CAP's manufacturer relationships manager Martin Ward scours the globe for the week's insider fleet intelligence
A trip down the rain-soaked M1 to SEAT’s headquarters in Milton Keynes for a meeting about the Spanish manufacturer’s new upper-medium sector car, the Exeo.
When the newcomer arrives here next year it will be an important step up for the company, which is working hard to make sure it gets its fleet proposition just right.
Some details are still being firmed up, but it’s clear we’ll see both saloon and estate versions of the new car in 2009.
The firm says the emphasis is on quality – SEAT president Erich Schmitt, an ex-Audi man, is a stickler for it – as well as value.
All being well, I’ll be off to Barcelona to drive it in a few weeks’ time, so I’ll know more about how well it performs then and if the quality is as good as we’ve been promised.
Down a very wet memory lane, to a place three years ago I thought I would never go back to – Longbridge.
Going back into the old MG Rover plant was very strange.
The area around the old factory has changed a lot, and inside it seems empty and almost derelict.
I went to meet Stephen Cox, who has many jobs within NAC MG UK, to talk about the imminent
re-launch of the MG TF sportscar.
The company is now owned by the Nanjing Automobile Corporation, and it was apparent that many Chinese executives have travelled over to help the UK staff set up the new company and procedures.
The TF is mainly assembled from parts made in China, including the engine and body parts that come over in containers, although around 35% of the components are sourced locally, including the sub-frames, brakes and minor parts.
The containers are sent to China with UK-produced goods to fit on to Chinese assembled TFs for their market.
I drove the TF in pouring rain around the area and found it to be exactly the same as the original in the way it drives, handles and sounds.
MG expects to sell around 2,000 cars in 2009 in the UK, with left-hand drive production starting next spring.
The first 500 cars will be fully loaded with hard top, air conditioning, leather seats and special paint for a cost of around £16,400.
There is never a good time to launch a new car with a 300bhp-plus 3.6-litre V6 petrol engine costing £33,000, but Cadillac has done just that with its new CTS executive model.
Nobody could have imagined in all those months of planning that this week would be so bad for launching this type of car.
There is some good news, though – there is a smaller-engined version available at £6,000 less: the 2.8-litre that produces 210bhp.

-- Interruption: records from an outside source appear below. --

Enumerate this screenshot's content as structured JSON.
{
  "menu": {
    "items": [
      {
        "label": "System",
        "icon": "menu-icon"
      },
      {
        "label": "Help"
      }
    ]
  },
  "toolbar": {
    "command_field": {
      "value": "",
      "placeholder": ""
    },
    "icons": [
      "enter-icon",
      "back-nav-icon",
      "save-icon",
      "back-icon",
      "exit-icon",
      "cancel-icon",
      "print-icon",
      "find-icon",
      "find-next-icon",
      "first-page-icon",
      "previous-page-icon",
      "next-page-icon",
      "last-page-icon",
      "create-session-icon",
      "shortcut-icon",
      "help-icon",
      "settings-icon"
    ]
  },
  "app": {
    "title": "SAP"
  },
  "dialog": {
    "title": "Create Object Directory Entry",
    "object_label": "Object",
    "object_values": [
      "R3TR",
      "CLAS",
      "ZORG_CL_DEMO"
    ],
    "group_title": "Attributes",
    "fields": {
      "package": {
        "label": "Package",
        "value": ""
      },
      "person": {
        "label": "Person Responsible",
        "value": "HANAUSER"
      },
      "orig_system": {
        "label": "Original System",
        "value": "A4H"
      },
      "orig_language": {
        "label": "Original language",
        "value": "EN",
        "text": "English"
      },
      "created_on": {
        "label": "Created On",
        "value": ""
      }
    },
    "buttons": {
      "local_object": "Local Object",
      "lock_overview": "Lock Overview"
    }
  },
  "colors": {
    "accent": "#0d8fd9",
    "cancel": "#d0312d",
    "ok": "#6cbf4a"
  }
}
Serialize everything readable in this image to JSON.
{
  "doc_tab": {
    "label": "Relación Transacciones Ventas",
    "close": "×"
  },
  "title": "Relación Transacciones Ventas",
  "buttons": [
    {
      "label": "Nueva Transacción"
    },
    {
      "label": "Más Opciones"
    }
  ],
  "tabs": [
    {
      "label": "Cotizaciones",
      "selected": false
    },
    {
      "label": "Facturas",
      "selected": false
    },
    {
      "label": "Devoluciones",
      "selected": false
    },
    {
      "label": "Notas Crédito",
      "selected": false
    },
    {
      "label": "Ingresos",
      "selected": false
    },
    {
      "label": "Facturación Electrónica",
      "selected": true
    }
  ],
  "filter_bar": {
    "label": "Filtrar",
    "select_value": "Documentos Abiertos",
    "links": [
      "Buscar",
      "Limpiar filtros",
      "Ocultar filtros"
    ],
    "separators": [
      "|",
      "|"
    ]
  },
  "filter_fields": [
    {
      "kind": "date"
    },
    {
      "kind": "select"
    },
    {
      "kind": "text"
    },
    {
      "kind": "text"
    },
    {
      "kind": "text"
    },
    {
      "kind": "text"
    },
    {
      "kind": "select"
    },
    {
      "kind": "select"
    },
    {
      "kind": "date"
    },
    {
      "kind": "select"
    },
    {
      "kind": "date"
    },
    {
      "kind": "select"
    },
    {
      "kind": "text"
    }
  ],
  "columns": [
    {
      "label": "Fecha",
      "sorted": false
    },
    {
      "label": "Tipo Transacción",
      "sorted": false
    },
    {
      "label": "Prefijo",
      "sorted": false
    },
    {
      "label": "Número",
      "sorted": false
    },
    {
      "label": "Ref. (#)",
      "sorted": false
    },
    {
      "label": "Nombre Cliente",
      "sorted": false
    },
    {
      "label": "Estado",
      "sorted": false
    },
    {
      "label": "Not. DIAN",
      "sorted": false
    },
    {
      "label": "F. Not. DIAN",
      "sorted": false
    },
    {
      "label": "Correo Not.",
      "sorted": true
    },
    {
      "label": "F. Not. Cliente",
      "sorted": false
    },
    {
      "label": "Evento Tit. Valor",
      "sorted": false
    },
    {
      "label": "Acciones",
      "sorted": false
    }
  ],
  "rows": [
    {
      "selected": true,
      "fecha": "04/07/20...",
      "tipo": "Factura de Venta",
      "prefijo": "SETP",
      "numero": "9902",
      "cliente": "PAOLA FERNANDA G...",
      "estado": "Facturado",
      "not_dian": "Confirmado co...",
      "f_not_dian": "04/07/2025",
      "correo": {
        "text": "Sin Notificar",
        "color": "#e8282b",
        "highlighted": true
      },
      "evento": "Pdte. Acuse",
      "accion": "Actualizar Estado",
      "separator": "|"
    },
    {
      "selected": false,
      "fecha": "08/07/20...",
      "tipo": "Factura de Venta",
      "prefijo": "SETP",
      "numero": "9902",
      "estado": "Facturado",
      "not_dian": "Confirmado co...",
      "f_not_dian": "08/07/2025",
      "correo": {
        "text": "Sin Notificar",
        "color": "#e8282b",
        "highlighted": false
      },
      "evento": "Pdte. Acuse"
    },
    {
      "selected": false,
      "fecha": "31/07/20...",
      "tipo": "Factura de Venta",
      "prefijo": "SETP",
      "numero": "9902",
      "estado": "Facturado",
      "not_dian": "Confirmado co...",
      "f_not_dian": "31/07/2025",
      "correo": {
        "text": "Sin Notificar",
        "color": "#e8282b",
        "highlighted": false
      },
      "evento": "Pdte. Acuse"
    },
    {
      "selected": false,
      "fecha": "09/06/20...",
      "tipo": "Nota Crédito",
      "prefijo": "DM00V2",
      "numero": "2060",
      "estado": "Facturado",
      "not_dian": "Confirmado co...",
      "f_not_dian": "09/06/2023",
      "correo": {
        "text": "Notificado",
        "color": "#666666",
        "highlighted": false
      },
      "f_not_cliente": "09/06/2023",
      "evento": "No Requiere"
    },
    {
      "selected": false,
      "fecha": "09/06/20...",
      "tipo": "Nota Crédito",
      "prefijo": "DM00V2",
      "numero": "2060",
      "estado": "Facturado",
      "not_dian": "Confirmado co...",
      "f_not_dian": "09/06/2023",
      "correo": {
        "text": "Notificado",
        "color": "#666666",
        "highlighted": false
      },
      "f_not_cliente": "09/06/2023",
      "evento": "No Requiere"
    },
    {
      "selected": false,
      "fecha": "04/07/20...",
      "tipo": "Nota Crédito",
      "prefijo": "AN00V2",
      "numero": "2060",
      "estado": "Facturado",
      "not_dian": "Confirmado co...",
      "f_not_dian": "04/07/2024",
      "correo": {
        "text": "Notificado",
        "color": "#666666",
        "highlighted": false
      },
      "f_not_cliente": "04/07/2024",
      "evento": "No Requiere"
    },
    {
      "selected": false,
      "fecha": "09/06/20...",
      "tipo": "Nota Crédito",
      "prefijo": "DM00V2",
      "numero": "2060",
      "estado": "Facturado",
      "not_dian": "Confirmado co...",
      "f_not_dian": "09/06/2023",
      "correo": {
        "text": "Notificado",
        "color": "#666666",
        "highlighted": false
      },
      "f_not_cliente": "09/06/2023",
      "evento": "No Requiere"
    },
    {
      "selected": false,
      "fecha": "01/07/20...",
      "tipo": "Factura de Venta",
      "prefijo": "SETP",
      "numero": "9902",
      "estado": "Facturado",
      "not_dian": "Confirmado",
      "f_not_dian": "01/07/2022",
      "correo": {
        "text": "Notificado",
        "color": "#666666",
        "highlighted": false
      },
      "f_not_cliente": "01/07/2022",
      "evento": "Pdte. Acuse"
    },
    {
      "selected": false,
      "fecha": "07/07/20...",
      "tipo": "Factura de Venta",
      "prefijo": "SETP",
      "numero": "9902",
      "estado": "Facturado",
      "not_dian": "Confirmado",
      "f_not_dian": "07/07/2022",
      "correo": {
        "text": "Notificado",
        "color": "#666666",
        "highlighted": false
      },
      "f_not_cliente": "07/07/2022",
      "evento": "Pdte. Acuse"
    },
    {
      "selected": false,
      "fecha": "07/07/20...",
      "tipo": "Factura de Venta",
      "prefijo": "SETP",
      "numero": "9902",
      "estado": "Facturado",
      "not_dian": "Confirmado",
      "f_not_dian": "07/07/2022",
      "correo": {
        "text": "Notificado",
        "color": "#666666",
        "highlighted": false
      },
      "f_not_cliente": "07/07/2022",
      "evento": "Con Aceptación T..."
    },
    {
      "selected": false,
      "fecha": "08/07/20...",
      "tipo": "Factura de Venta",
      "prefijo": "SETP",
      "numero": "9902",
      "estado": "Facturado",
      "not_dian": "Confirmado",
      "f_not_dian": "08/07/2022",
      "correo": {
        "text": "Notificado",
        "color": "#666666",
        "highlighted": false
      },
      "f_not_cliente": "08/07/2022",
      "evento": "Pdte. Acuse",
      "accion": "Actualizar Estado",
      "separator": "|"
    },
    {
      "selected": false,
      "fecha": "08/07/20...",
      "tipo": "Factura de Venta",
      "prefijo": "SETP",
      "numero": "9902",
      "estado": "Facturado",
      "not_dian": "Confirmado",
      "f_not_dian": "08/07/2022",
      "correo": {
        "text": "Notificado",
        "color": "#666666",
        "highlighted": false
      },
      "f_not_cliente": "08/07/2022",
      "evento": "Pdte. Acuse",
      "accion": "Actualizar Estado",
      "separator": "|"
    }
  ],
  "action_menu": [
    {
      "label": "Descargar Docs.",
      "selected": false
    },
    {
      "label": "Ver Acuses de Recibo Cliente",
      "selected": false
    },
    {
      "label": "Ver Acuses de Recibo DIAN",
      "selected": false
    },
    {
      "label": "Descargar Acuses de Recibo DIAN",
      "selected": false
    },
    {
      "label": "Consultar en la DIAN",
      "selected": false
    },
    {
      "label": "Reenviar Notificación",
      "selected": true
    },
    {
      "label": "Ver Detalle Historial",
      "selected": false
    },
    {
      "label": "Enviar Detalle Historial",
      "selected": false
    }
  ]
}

The two engines produce very similar CO2 emissions – 263g/km and 264g/km – and almost identical fuel consumption figures –25.7mpg and 25.4mpg.
The quality and styling of the new CTS is much better than the previous car, but to be honest it has to be to compete with the competitors Cadillac has targeted: Audi A6, BMW 5 Series and the Mercedes-Benz E-Class.
Although the CTS is 5 Series-size on the outside, it is more 3 Series on the inside.